Luckily for Fibertex, these challenges were somewhat buffered by a restructuring program begun before the global economic crisis hit in 2008. This plan included a DKK130 million investment in new, state-of-the-art equipment, lessened raw material consumption, price increases and staff reductions. More specifically, the plan included the start-up of two modern needlepunch lines, one in Aalborg and the other in the Czech Republic, which use fewer raw materials, price increases, the shutdown of outdated production lines including an entire older factory in the Czech Republic, the relocation of several lines from Denmark to the Czech Republic, a more streamlined production process, innovation and product development.
“We continue to move a lot of this business into lower cost base regions like the Czech Republic facilities,” said Jorgen Bech Madsen, CEO of Fibertex Industrial Nonwovens. “We moved an upgraded needlepunch line from Denmark to the Czech Republic. Now in Denmark there is just one ultra modern needlepunch line and some fiber production. “
Amidst these efforts, Fibertex has not abandoned its quest to bring its industrial business into growing geographical markets. In early January, the company announced it has started a new operation, including a state-of-the-art needlepunch line, in South Africa. The new facility will make and market needlepunch nonwovens, primarily geotextiles for road construction as well as products for the growing South African automotives industry, which is moving toward more sophisticated, lower weight products.
“There are currently a lot of nonwovens being sold in Africa but they are heavier weights, made on older machines, and this investment will serve infrastructural programs in South Africa and neighboring countries,” Mr. Madsen said.
By creating this subsidiary, Fibertex hopes to capitalize on growth in South Africa where plans are in place to invest more than $96 billion in infrastructure improvements during the next five years. These include large road and bridge construction projects, which will require large amounts of geotextile fabrics. Even with the great potential the market holds, it took Fibertex three years to decide to invest in South Africa because it can be difficult to do business there, Mr. Madsen added.
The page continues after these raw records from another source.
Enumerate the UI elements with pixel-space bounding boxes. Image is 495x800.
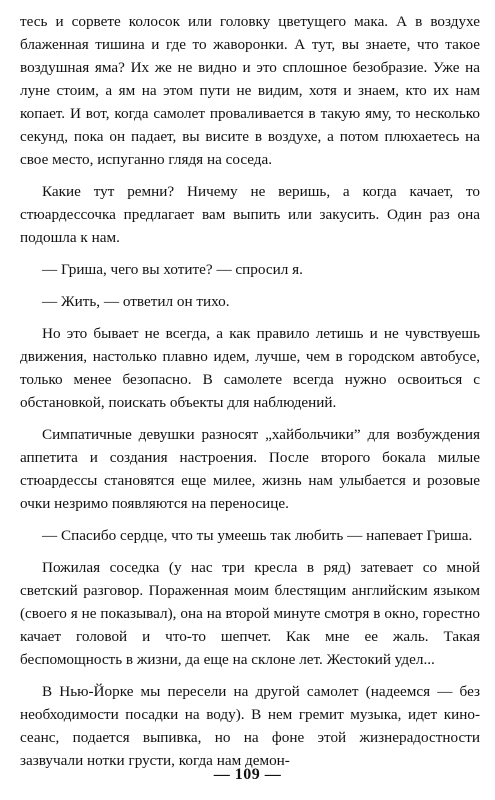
dialogue-line: — Спасибо сердце, что ты умеешь так любить — напевает Гриша. [42, 527, 473, 544]
dialogue-line: — Жить, — ответил он тихо. [42, 293, 230, 310]
paragraph: Но это бывает не всегда, а как правило летишь и не чувствуешь движения, настолько плавно идем, лучше, чем в городском автобусе, только менее безопасно. В самолете всегда нужно освоиться с обстановкой, поискать объекты для наблюдений. [20, 325, 480, 411]
dialogue-line: — Гриша, чего вы хотите? — спросил я. [42, 261, 303, 278]
paragraph: Пожилая соседка (у нас три кресла в ряд) затевает со мной светский разговор. Пораженная моим блестящим английским языком (своего я не показывал), она на второй минуте смотря в окно, горестно качает головой и что-то шепчет. Как мне ее жаль. Такая беспомощность в жизни, да еще на склоне лет. Жестокий удел... [20, 559, 480, 668]
page-number: — 109 — [213, 766, 282, 783]
paragraph-continuation: тесь и сорвете колосок или головку цветущего мака. А в воздухе блаженная тишина и где то жаворонки. А тут, вы знаете, что такое воздушная яма? Их же не видно и это сплошное безобразие. Уже на луне стоим, а ям на этом пути не видим, хотя и знаем, кто их нам копает. И вот, когда самолет проваливается в такую яму, то несколько секунд, пока он падает, вы висите в воздухе, а потом плюхаетесь на свое место, испуганно глядя на соседа. [20, 13, 480, 168]
body-text [20, 10, 480, 772]
paragraph: Какие тут ремни? Ничему не веришь, а когда качает, то стюардессочка предлагает вам выпить или закусить. Один раз она подошла к нам. [20, 183, 480, 246]
paragraph: В Нью-Йорке мы пересели на другой самолет (надеемся — без необходимости посадки на воду). В нем гремит музыка, идет кино-сеанс, подается выпивка, но на фоне этой жизнерадостности зазвучали нотки грусти, когда нам демон- [20, 683, 480, 769]
paragraph: Симпатичные девушки разносят „хайбольчики” для возбуждения аппетита и создания настроения. После второго бокала милые стюардессы становятся еще милее, жизнь нам улыбается и розовые очки незримо появляются на переносице. [20, 426, 480, 512]
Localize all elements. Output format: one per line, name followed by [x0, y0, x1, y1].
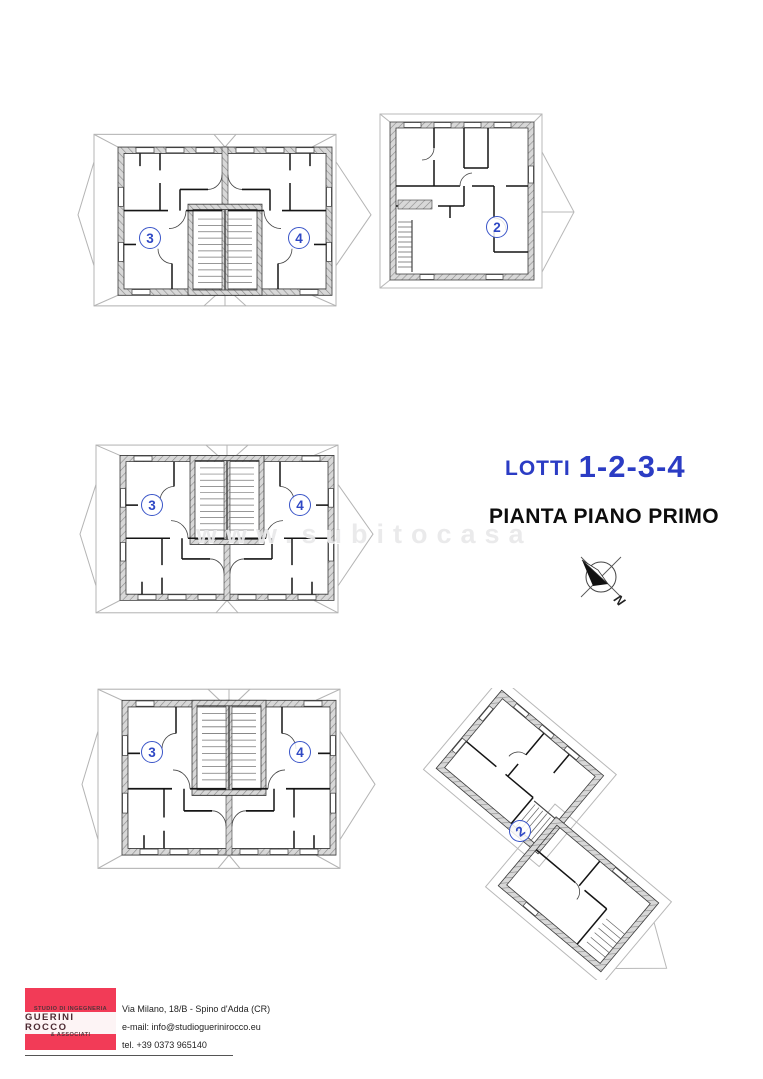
unit-badge-bottom-left: 3 [141, 741, 163, 763]
footer-divider [25, 1055, 233, 1056]
floor-plan-middle-duplex [76, 443, 386, 619]
floor-plan-bottom-duplex [78, 687, 388, 875]
svg-text:N: N [610, 591, 629, 609]
lotti-label: LOTTI [505, 457, 571, 480]
contact-phone: tel. +39 0373 965140 [122, 1040, 207, 1050]
logo-line-1: STUDIO DI INGEGNERIA [33, 1006, 108, 1013]
sheet-title [505, 449, 686, 485]
logo-line-2: GUERINI ROCCO [25, 1012, 75, 1033]
logo-line-3: & ASSOCIATI [50, 1031, 91, 1038]
contact-address: Via Milano, 18/B - Spino d'Adda (CR) [122, 1004, 271, 1014]
unit-badge-top-left: 3 [139, 227, 161, 249]
floor-plan-bottom-single-rotated [388, 688, 680, 980]
unit-badge-top-right: 4 [288, 227, 310, 249]
sheet-subtitle: PIANTA PIANO PRIMO [489, 505, 720, 528]
unit-badge-bottom-right: 4 [289, 741, 311, 763]
contact-email: e-mail: info@studioguerinirocco.eu [122, 1022, 261, 1032]
north-arrow-icon [570, 548, 636, 614]
unit-badge-middle-left: 3 [141, 494, 163, 516]
floor-plan-top-duplex [74, 128, 384, 308]
unit-badge-middle-right: 4 [289, 494, 311, 516]
lotti-numbers: 1-2-3-4 [578, 449, 686, 484]
watermark-text: www.subitocasa [196, 519, 533, 549]
unit-badge-bottom-single: 2 [505, 816, 536, 847]
unit-badge-top-single: 2 [486, 216, 508, 238]
contact-info [122, 1000, 270, 1054]
floor-plan-top-single [368, 108, 593, 293]
studio-logo [25, 988, 116, 1050]
title-block-footer [0, 984, 520, 1074]
studio-logo-text [25, 1006, 116, 1038]
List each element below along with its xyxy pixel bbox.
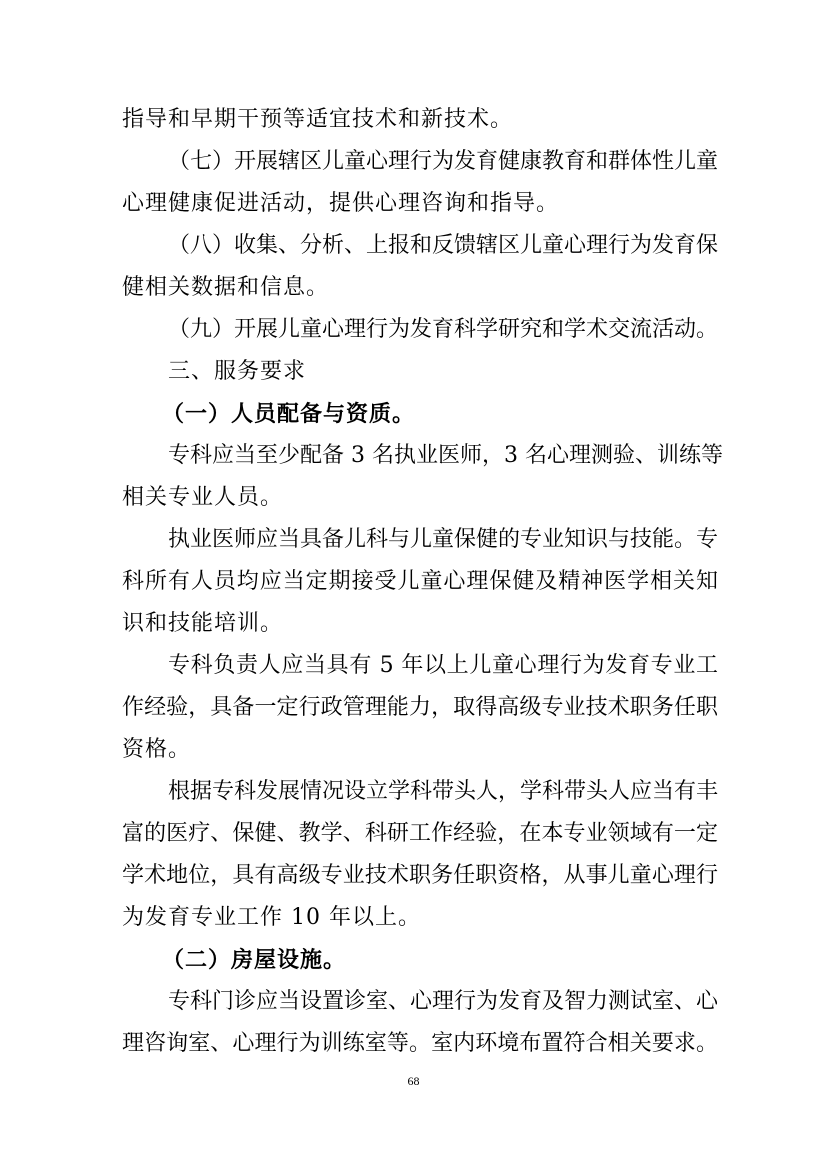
list-item-7-line-1: （七）开展辖区儿童心理行为发育健康教育和群体性儿童 — [168, 149, 719, 174]
subsection-heading-facilities: （二）房屋设施。 — [162, 947, 347, 973]
list-item-8-line-2: 健相关数据和信息。 — [122, 275, 330, 300]
paragraph-physicians-line-2: 科所有人员均应当定期接受儿童心理保健及精神医学相关知 — [122, 569, 718, 594]
paragraph-discipline-leader-line-4: 为发育专业工作 10 年以上。 — [122, 905, 421, 930]
paragraph-physicians-line-3: 识和技能培训。 — [122, 611, 284, 636]
paragraph-director-line-3: 资格。 — [122, 737, 192, 762]
page-number: 68 — [407, 1074, 420, 1088]
paragraph-staffing-line-2: 相关专业人员。 — [122, 485, 284, 510]
body-line: 指导和早期干预等适宜技术和新技术。 — [122, 107, 514, 132]
paragraph-director-line-2: 作经验，具备一定行政管理能力，取得高级专业技术职务任职 — [122, 695, 718, 720]
list-item-8-line-1: （八）收集、分析、上报和反馈辖区儿童心理行为发育保 — [168, 233, 719, 258]
paragraph-facilities-line-1: 专科门诊应当设置诊室、心理行为发育及智力测试室、心 — [168, 989, 719, 1014]
subsection-heading-staffing: （一）人员配备与资质。 — [162, 401, 416, 427]
list-item-7-line-2: 心理健康促进活动，提供心理咨询和指导。 — [122, 191, 560, 216]
paragraph-discipline-leader-line-2: 富的医疗、保健、教学、科研工作经验，在本专业领域有一定 — [122, 821, 718, 846]
paragraph-director-line-1: 专科负责人应当具有 5 年以上儿童心理行为发育专业工 — [168, 653, 718, 678]
list-item-9: （九）开展儿童心理行为发育科学研究和学术交流活动。 — [168, 317, 719, 342]
section-heading-service-requirements: 三、服务要求 — [168, 359, 307, 384]
paragraph-discipline-leader-line-3: 学术地位，具有高级专业技术职务任职资格，从事儿童心理行 — [122, 863, 718, 888]
document-body — [122, 106, 723, 1072]
paragraph-discipline-leader-line-1: 根据专科发展情况设立学科带头人，学科带头人应当有丰 — [168, 779, 719, 804]
paragraph-staffing-line-1: 专科应当至少配备 3 名执业医师，3 名心理测验、训练等 — [168, 443, 723, 468]
paragraph-physicians-line-1: 执业医师应当具备儿科与儿童保健的专业知识与技能。专 — [168, 527, 719, 552]
paragraph-facilities-line-2: 理咨询室、心理行为训练室等。室内环境布置符合相关要求。 — [122, 1031, 718, 1056]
The new, high-tech, state-of-the-art factory will initially employ just over 40 employees. Annual turnover is expected to be approximately $12-$15 million with decent profit in the coming years. From a long-term strategic perspective, the project is expected to serve as a gateway—not only to southern Africa but eventually also to other markets in the Southern Hemisphere such as Australasia, India, the Middle East and South America.
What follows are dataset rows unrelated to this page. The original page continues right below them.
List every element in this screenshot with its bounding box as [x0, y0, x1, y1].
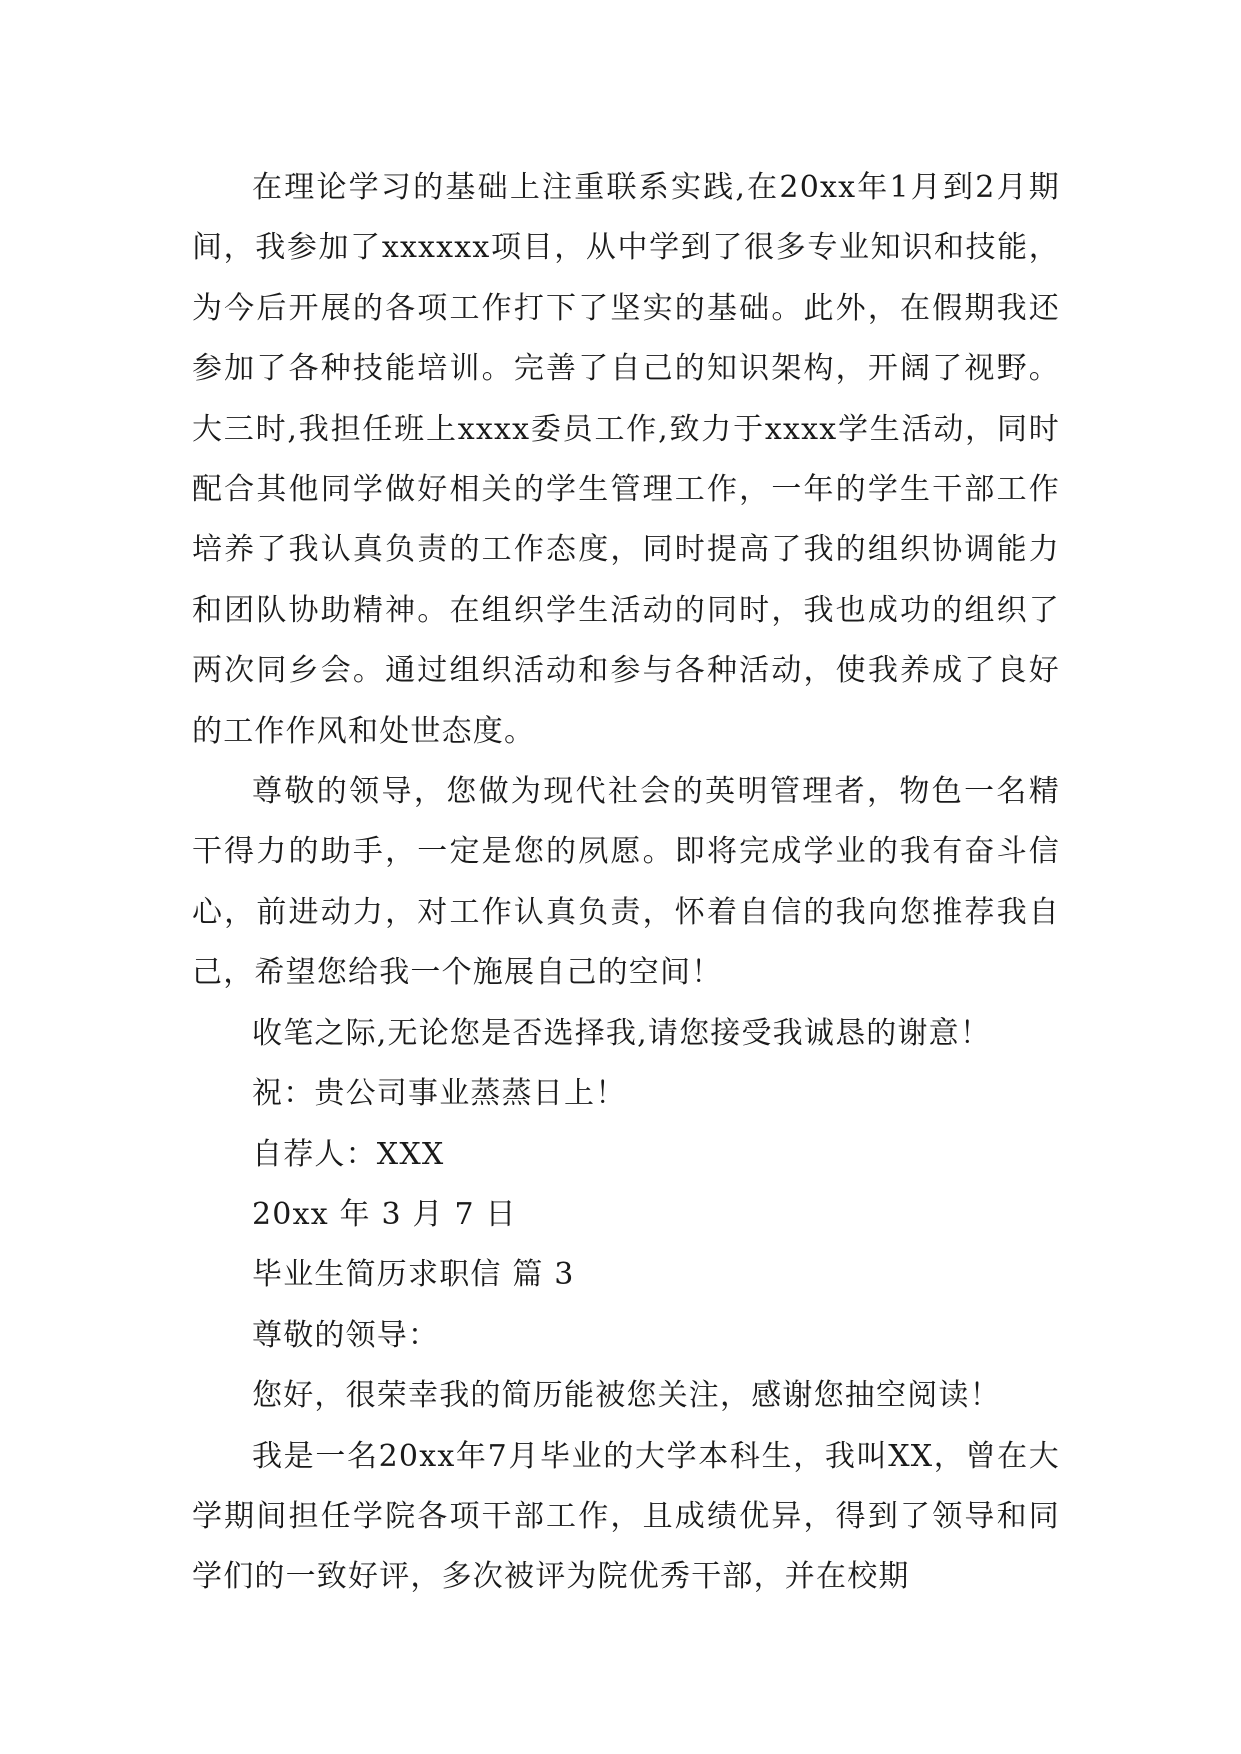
closing-line: 收笔之际,无论您是否选择我,请您接受我诚恳的谢意！ — [252, 1015, 992, 1051]
section-title: 毕业生简历求职信 篇 3 — [252, 1257, 575, 1293]
paragraph-intro: 我是一名20xx年7月毕业的大学本科生，我叫XX，曾在大学期间担任学院各项干部工作，且成绩优异，得到了领导和同学们的一致好评，多次被评为院优秀干部，并在校期 — [192, 1438, 1060, 1595]
greeting-line: 您好，很荣幸我的简历能被您关注，感谢您抽空阅读！ — [252, 1378, 1001, 1414]
wish-line: 祝：贵公司事业蒸蒸日上！ — [252, 1076, 627, 1112]
paragraph-practice: 在理论学习的基础上注重联系实践,在20xx年1月到2月期间，我参加了xxxxxx项目，从中学到了很多专业知识和技能，为今后开展的各项工作打下了坚实的基础。此外，在假期我还参加了各种技能培训。完善了自己的知识架构，开阔了视野。大三时,我担任班上xxxx委员工作,致力于xxxx学生活动，同时配合其他同学做好相关的学生管理工作，一年的学生干部工作培养了我认真负责的工作态度，同时提高了我的组织协调能力和团队协助精神。在组织学生活动的同时，我也成功的组织了两次同乡会。通过组织活动和参与各种活动，使我养成了良好的工作作风和处世态度。 — [192, 170, 1060, 749]
signature-line: 自荐人：XXX — [252, 1136, 445, 1172]
salutation-line: 尊敬的领导： — [252, 1317, 440, 1353]
paragraph-recommendation: 尊敬的领导，您做为现代社会的英明管理者，物色一名精干得力的助手，一定是您的夙愿。即将完成学业的我有奋斗信心，前进动力，对工作认真负责，怀着自信的我向您推荐我自己，希望您给我一个施展自己的空间！ — [192, 774, 1060, 991]
document-body — [192, 158, 1060, 1608]
date-line: 20xx 年 3 月 7 日 — [252, 1196, 517, 1232]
The South African company is jointly owned by Fibertex, the Danish Industrialization Fund for Developing Countries (IFU) and the South African company Safyr, which is owned partly by local industry specialists and partly by Industrial Development Corporation (IDC)—South Africa’s equivalent to the Danish State investment fund Vækstfonden. Fibertex will invest approximately $5 million in the company, acquiring a 26% ownership share. IFU has previously participated in a similar Fibertex project in Malaysia, and Fibertex has the option of acquiring IFU’s 25.8% in the future.